Dieser Auftrag wurde von hauptamtlichen und inoffiziellen Mitarbeitern sowie Kundschaftern erfüllt und zwar mit beachtlichem Erfolg für die DDR, die Sowjetunion und „eine Vielzahl von politisch progressiven Ländern der Dritten Welt“ im Kalten Krieg. „Die Angehörigen der Geheimdienste der DDR haben – wie die Geheimdienste aller Staaten der Welt – eine nach dem Recht ihres Staates erlaubte und sogar von ihm verlangte Tätigkeit ausgeübt“, hält auch das Bundesverfassungsgericht im Urteil vom 15 Mai 1995 in einem Strafverfahren wegen Landesverrat u.a. gegen Großmann fest.

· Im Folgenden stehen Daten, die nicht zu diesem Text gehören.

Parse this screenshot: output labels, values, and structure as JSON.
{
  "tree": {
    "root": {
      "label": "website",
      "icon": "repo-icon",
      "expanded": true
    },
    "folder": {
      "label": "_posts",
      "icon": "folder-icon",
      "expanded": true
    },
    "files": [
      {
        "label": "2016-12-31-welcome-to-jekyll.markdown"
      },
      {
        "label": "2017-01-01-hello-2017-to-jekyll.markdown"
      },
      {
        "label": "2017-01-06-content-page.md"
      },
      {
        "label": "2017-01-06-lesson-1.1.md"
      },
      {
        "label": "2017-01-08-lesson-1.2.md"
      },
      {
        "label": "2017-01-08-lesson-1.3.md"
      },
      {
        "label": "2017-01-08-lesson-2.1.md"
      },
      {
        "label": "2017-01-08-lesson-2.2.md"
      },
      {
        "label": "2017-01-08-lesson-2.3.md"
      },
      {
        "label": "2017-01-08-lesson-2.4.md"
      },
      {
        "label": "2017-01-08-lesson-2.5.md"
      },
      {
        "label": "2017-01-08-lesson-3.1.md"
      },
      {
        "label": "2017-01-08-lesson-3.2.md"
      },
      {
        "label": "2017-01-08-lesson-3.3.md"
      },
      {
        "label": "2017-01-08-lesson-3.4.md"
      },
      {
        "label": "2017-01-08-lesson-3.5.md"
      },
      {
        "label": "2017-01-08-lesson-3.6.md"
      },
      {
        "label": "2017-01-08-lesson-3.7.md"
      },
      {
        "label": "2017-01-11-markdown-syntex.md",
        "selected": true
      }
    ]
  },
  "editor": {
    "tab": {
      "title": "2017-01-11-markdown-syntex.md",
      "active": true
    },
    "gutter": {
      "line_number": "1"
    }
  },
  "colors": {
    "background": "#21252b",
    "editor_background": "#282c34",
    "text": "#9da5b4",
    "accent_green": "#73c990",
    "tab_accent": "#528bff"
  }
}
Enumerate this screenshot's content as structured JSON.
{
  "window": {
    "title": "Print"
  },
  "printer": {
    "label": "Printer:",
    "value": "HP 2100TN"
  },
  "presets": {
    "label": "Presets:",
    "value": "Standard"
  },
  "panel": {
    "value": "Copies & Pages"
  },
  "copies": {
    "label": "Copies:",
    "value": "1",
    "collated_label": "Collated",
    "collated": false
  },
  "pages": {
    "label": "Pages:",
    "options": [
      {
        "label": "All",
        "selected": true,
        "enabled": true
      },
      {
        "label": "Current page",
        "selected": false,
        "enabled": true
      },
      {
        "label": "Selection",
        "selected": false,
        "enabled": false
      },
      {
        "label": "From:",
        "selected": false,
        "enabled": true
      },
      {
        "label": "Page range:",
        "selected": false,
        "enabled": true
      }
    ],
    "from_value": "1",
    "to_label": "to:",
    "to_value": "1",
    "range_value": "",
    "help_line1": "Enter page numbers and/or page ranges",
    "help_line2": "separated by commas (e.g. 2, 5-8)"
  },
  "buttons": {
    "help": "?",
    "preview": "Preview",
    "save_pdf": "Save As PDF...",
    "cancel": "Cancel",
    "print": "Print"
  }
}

Der Historiker Thomas Wegener Friis betrachtete 2007 die HV A als „einer der erfolgreichsten, wenn nicht der erfolgreichste Spionagedienst des Kalten Krieges in Ost und West“. Selbst Ex-CIA-Chefhistoriker Benjamin Fisher urteilte: „Gemeinsam haben MfS und HV A es vermocht, dass sich die CIA in der DDR, einem neuralgischen Ziel im Kalten Krieg, als taub, stumm und blind erwiesen hat.“
Mehr Lob für die Männer und Frauen unter dem Leitmotiv „Nie wieder Faschismus – nie wieder Krieg“ geht kaum. Großmann resümiert: „Alle arbeiteten auf der Grundlage politischer Überzeugung.“ Großmann legt Wert auf die Feststellung, dass es der HV A nicht um „die Destabilisierung oder gar Liquidierung von Staaten“ gegangen sei und weder Mord noch Totschlag gebilligt wurden. „Wir bauten keine Stay Behind-Organisation auf wie die Dienste der NATO-Staaten. Wir arbeiteten mit keinem Terroristen oder anderweitig Schwerkriminellen zusammen. Das ist eine Bilanz, die kein Nachrichtendienst eines NATO- oder westlichen Staates vorweisen kann“, schreibt Großmann. In der Tat konnte durch kein Strafverfahren nach 1990 gegen hauptamtliche oder inoffizielle Mitarbeiter der HV A „eine solche Absicht oder Tat nachgeweisen werden“.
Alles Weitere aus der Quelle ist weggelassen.